True.com president Buell stays on top of the technology the online dating service uses to screen out felons and protect clients' privacy

Laurie Sullivan, Contributor

July 23, 2004

3 Min Read

In the competitive world of online dating services, True.com has been trying to build a name around trust. Specifically, that you can trust that the person you're connected to isn't hiding something. "No married people allowed, and we screen for felons," its ads promise.

Ruben Buell, True's president and former CIO, says most apps were built in-house.



Buell, True's president and former CIO, says most apps were built in-house.

The man behind that promise is Ruben Buell, a 30-year-old programmer-turned-matchmaker who's president of True LLC, which claims nearly 800,000 paying members.

True began promising to help people avoid flirting with felons earlier this year, using an XML connection with a company called Rapsheets Criminal Records, a provider of online criminal-record searches. Rapsheets, which combs through 160 million criminal records for the information, was recently acquired by ChoicePoint, a spin-off of credit-reporting firm Equifax Inc.

True uses other tech-enabled features related to privacy, such as letting clients block uninvited members from viewing photographs or sensitive information such as religion and race, and preventing E-mail recipients from tracing back the sender's E-mail address. The upstart company is trying to use its privacy pitch to compete against much-larger rivals such as Match .com LP and eHarmony.com Inc. Buell, the company's former CIO, says nearly all the technology was built in-house. "We develop 98% of the applications running on the site," Buell says. "The nice thing is if my IT team says it can't be done, I show them it can."

Beyond privacy, there are gadgets such as video chats where up to five members can gather in a virtual room simultaneously to get acquainted. Gaming features are in the works, and on Aug. 15, True will offer tests that clients can take to assist in their search for a mate. These include humor, sexual compatibility, music, and fear of commitment--27 in all. Each member has 700 attributes fed into several servers that are bidirectionally indexed to create matches.

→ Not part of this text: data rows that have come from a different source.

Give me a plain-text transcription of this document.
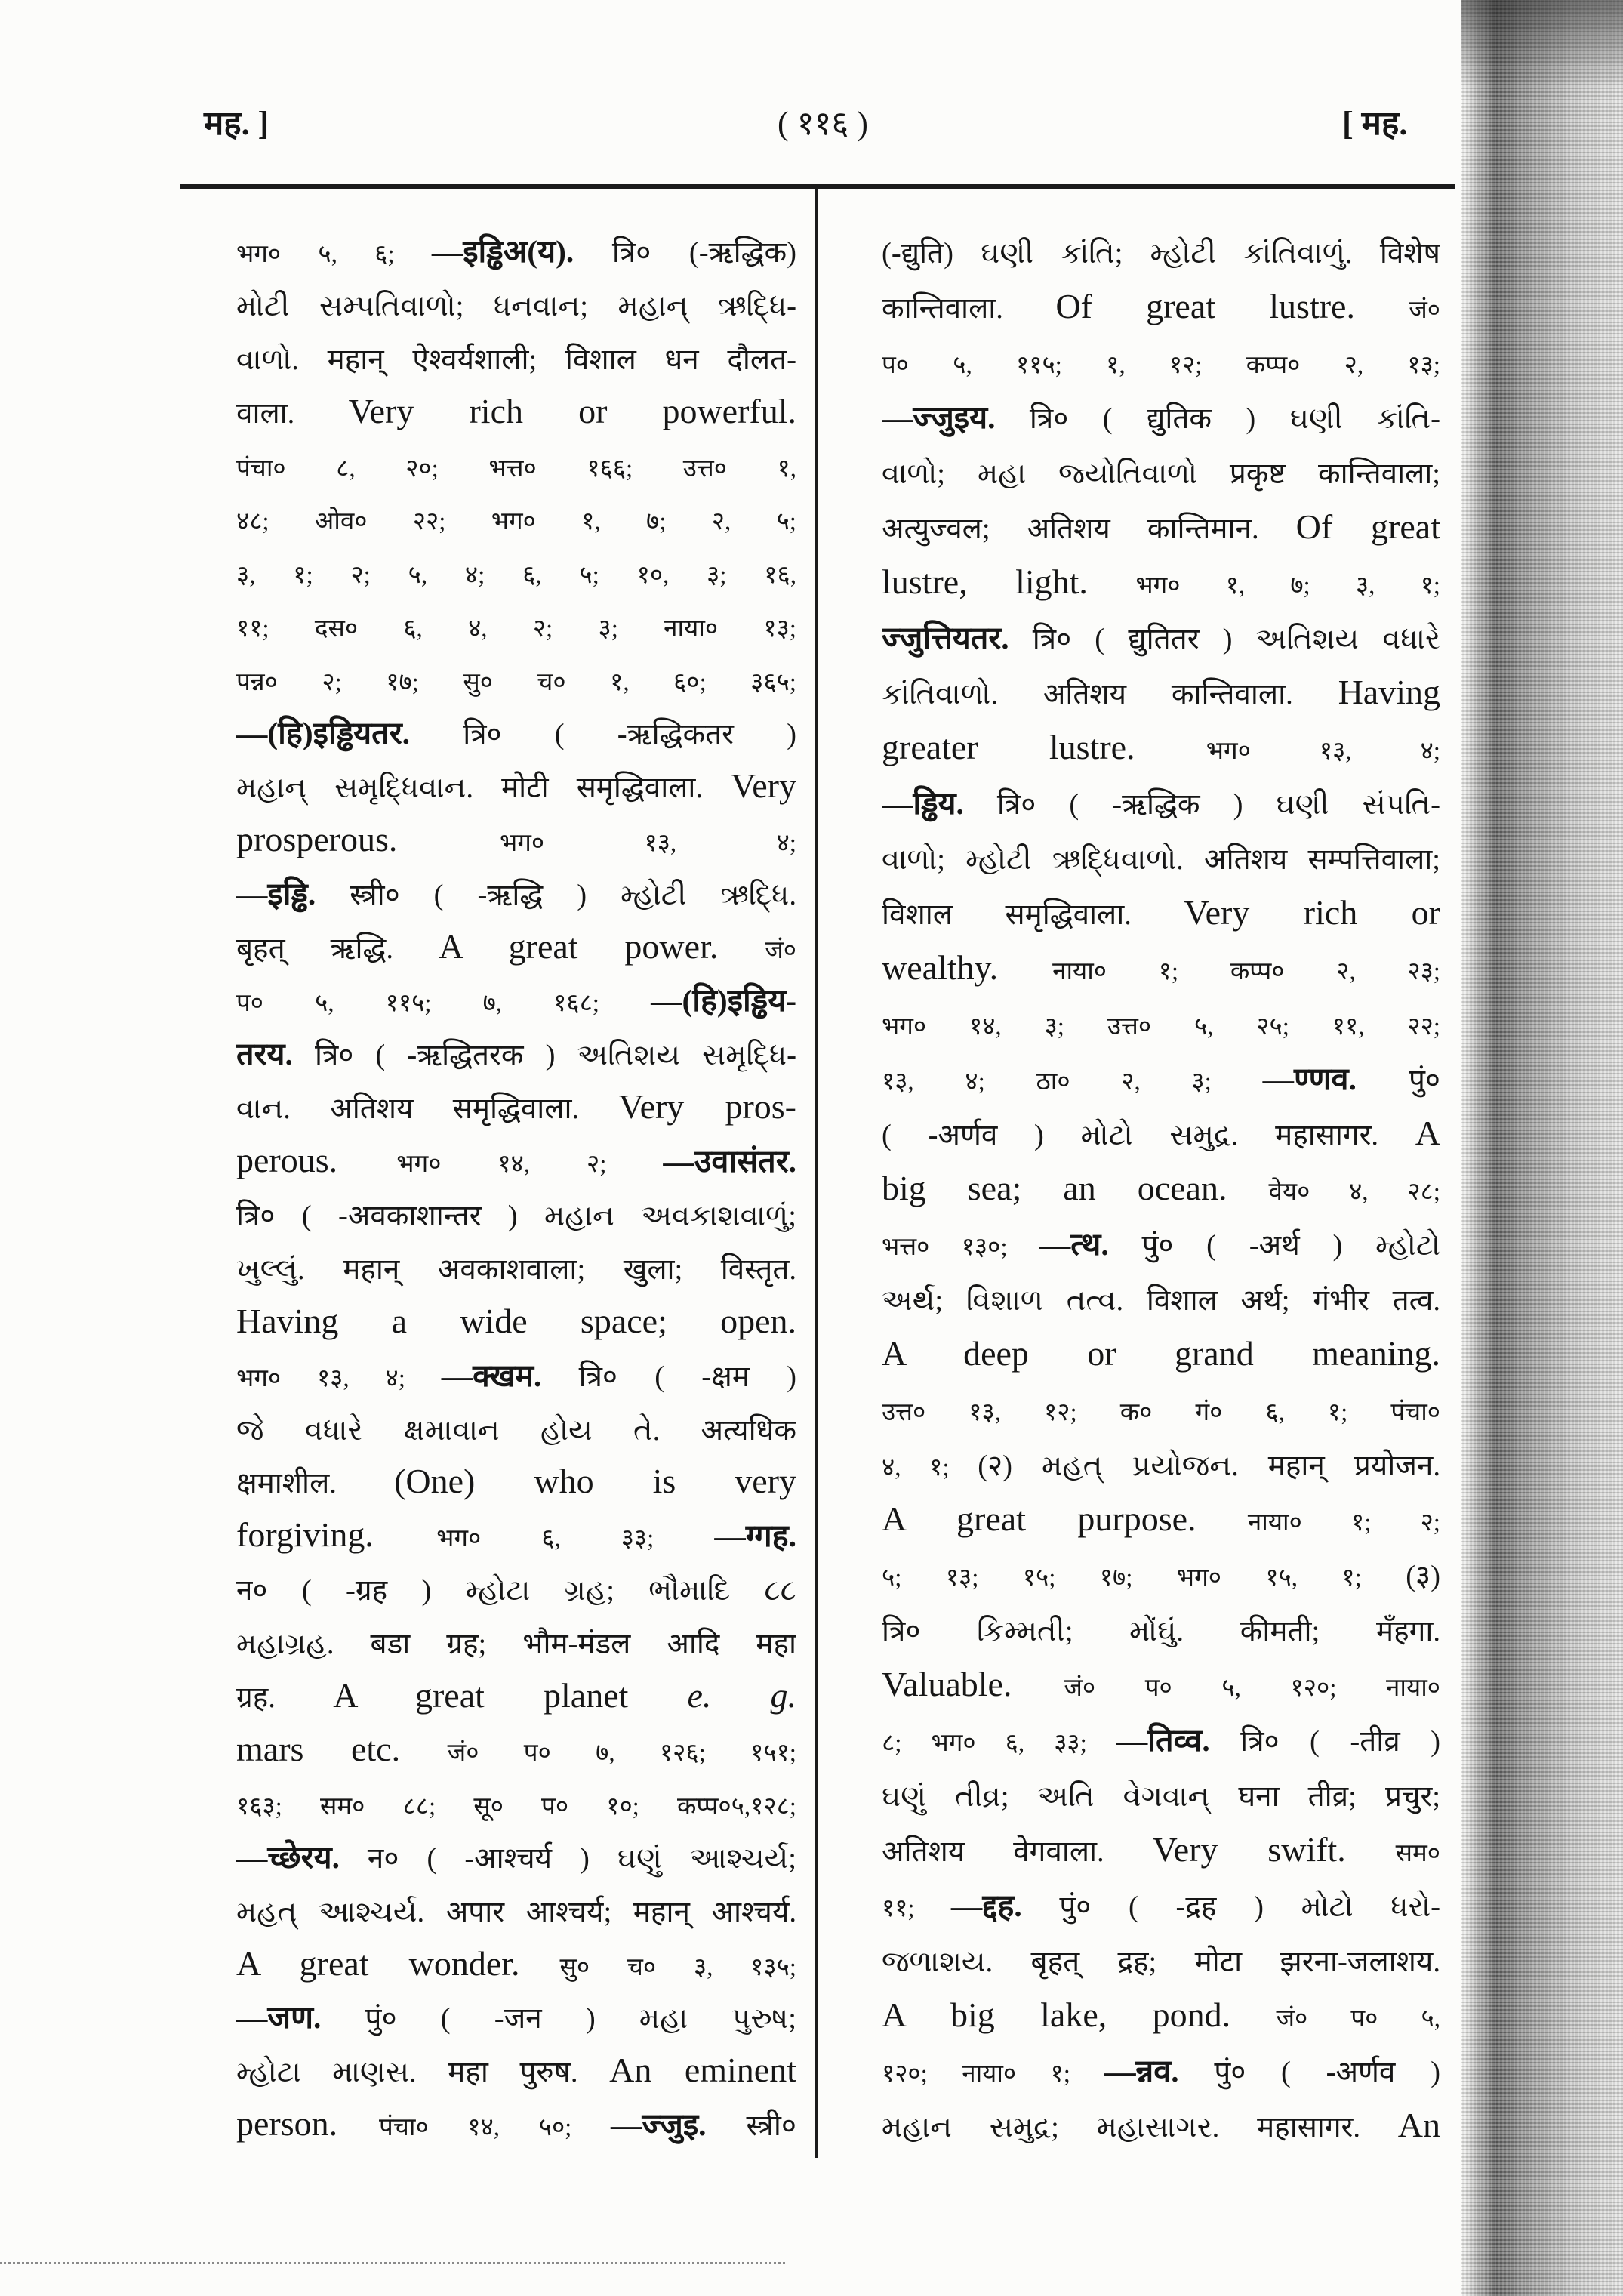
मह. ]	( ११६ )	[ मह.
भग० ५, ६; —इड्ढिअ(य). त्रि० (-ऋद्धिक)
મોટી સમ્પતિવાળો; ધનવાન; મહાન્ ઋદ્ધિ-
વાળો. महान् ऐश्वर्यशाली; विशाल धन दौलत-
वाला. Very rich or powerful.
पंचा० ८, २०; भत्त० १६६; उत्त० १,
४८; ओव० २२; भग० १, ७; २, ५;
३, १; २; ५, ४; ६, ५; १०, ३; १६,
११; दस० ६, ४, २; ३; नाया० १३;
पन्न० २; १७; सु० च० १, ६०; ३६५;
—(हि)इड्ढियतर. त्रि० ( -ऋद्धिकतर )
મહાન્ સમૃદ્ધિવાન. मोटी समृद्धिवाला. Very
prosperous. भग० १३, ४;
—इड्ढि. स्त्री० ( -ऋद्धि ) મ્હોટી ઋદ્ધિ.
बृहत् ऋद्धि. A great power. जं०
प० ५, ११५; ७, १६८; —(हि)इड्ढिय-
तरय. त्रि० ( -ऋद्धितरक ) અતિશય સમૃદ્ધિ-
વાન. अतिशय समृद्धिवाला. Very pros-
perous. भग० १४, २; —उवासंतर.
त्रि० ( -अवकाशान्तर ) મહાન અવકાશવાળું;
ખુલ્લું. महान् अवकाशवाला; खुला; विस्तृत.
Having a wide space; open.
भग० १३, ४; —क्खम. त्रि० ( -क्षम )
જે વધારે ક્ષમાવાન હોય તે. अत्यधिक
क्षमाशील. (One) who is very
forgiving. भग० ६, ३३; —ग्गह.
न० ( -ग्रह ) મ્હોટા ગ્રહ; ભૌમાદિ ૮૮
મહાગ્રહ. बडा ग्रह; भौम-मंडल आदि महा
ग्रह. A great planet e. g.
mars etc. जं० प० ७, १२६; १५१;
१६३; सम० ८८; सू० प० १०; कप्प०५,१२८;
—च्छेरय. न० ( -आश्चर्य ) ઘણું આશ્ચર્ય;
મહત્ આશ્ચર્ય. अपार आश्चर्य; महान् आश्चर्य.
A great wonder. सु० च० ३, १३५;
—जण. पुं० ( -जन ) મહા પુરુષ;
મ્હોટા માણસ. महा पुरुष. An eminent
person. पंचा० १४, ५०; —ज्जुइ. स्त्री०
(-द्युति) ઘણી કાંતિ; મ્હોટી કાંતિવાળું. विशेष
कान्तिवाला. Of great lustre. जं०
प० ५, ११५; १, १२; कप्प० २, १३;
—ज्जुइय. त्रि० ( द्युतिक ) ઘણી કાંતિ-
વાળો; મહા જ્યોતિવાળો प्रकृष्ट कान्तिवाला;
अत्युज्वल; अतिशय कान्तिमान. Of great
lustre, light. भग० १, ७; ३, १;
ज्जुत्तियतर. त्रि० ( द्युतितर ) અતિશય વધારે
કાંતિવાળો. अतिशय कान्तिवाला. Having
greater lustre. भग० १३, ४;
—ड्ढिय. त्रि० ( -ऋद्धिक ) ઘણી સંપતિ-
વાળો; મ્હોટી ઋદ્ધિવાળો. अतिशय सम्पत्तिवाला;
विशाल समृद्धिवाला. Very rich or
wealthy. नाया० १; कप्प० २, २३;
भग० १४, ३; उत्त० ५, २५; ११, २२;
१३, ४; ठा० २, ३; —ण्णव. पुं०
( -अर्णव ) મોટો સમુદ્ર. महासागर. A
big sea; an ocean. वेय० ४, २८;
भत्त० १३०; —त्थ. पुं० ( -अर्थ ) મ્હોટો
અર્થ; વિશાળ તત્વ. विशाल अर्थ; गंभीर तत्व.
A deep or grand meaning.
उत्त० १३, १२; क० गं० ६, १; पंचा०
४, १; (२) મહત્ પ્રયોજન. महान् प्रयोजन.
A great purpose. नाया० १; २;
५; १३; १५; १७; भग० १५, १; (३)
त्रि० કિમ્મતી; મોંઘું. कीमती; मँहगा.
Valuable. जं० प० ५, १२०; नाया०
८; भग० ६, ३३; —तिव्व. त्रि० ( -तीव्र )
ઘણું તીવ્ર; અતિ વેગવાન્ घना तीव्र; प्रचुर;
अतिशय वेगवाला. Very swift. सम०
११; —द्दह. पुं० ( -द्रह ) મોટો ધરો-
જળાશય. बृहत् द्रह; मोटा झरना-जलाशय.
A big lake, pond. जं० प० ५,
१२०; नाया० १; —न्नव. पुं० ( -अर्णव )
મહાન સમુદ્ર; મહાસાગર. महासागर. An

The infrastructure is built on Microsoft .Net, running on 20 Dell servers, Buell says. The core infrastructure operates on Microsoft SQL Server.

The latest ad campaign seems to be working; the company says membership is growing by about 20,000 weekly. But recent success has drawn the suspicion of competitors--lawyers for rival Match subpoenaed nine former employees who defected to True to see if they breached confidentiality agreements by disclosing trade secrets.

Buell works for True founder and CEO Herb Vest, a longtime family friend who grew up down the street in Dallas. It's not the first time the two have teamed up.

After graduating from high school in 1992, Buell started Rose Software in Dallas, running the 16-person company selling time- and bill-management software, mostly for accounting. After four years, he shut it down, and went to work on larger projects at H.D. Vest Financial Services, Vest's company.

H.D. Vest Financial Services needed a programmer to build a browser-based IT platform to support 6,000 independent broker consultants across the country. Buell joined as H.D. Vest's chief technology officer and CIO. "Ruben came in with bait, wire, and chewing gum, and together with others built H.D. Vest's IT infrastructure out of nothing," Vest says.

Vest sold H.D. Vest Financial Services to Wells Fargo & Co. in 2001, and Buell went along for the ride, eventually becoming director of brokerage technology for platforms. In June 2003, Buell left Wells Fargo, and the next month hooked up with True. He plans to stay put for awhile. Says Buell: "I now get to enjoy what I like most--having a heavy hand in technology, but also making a company successful."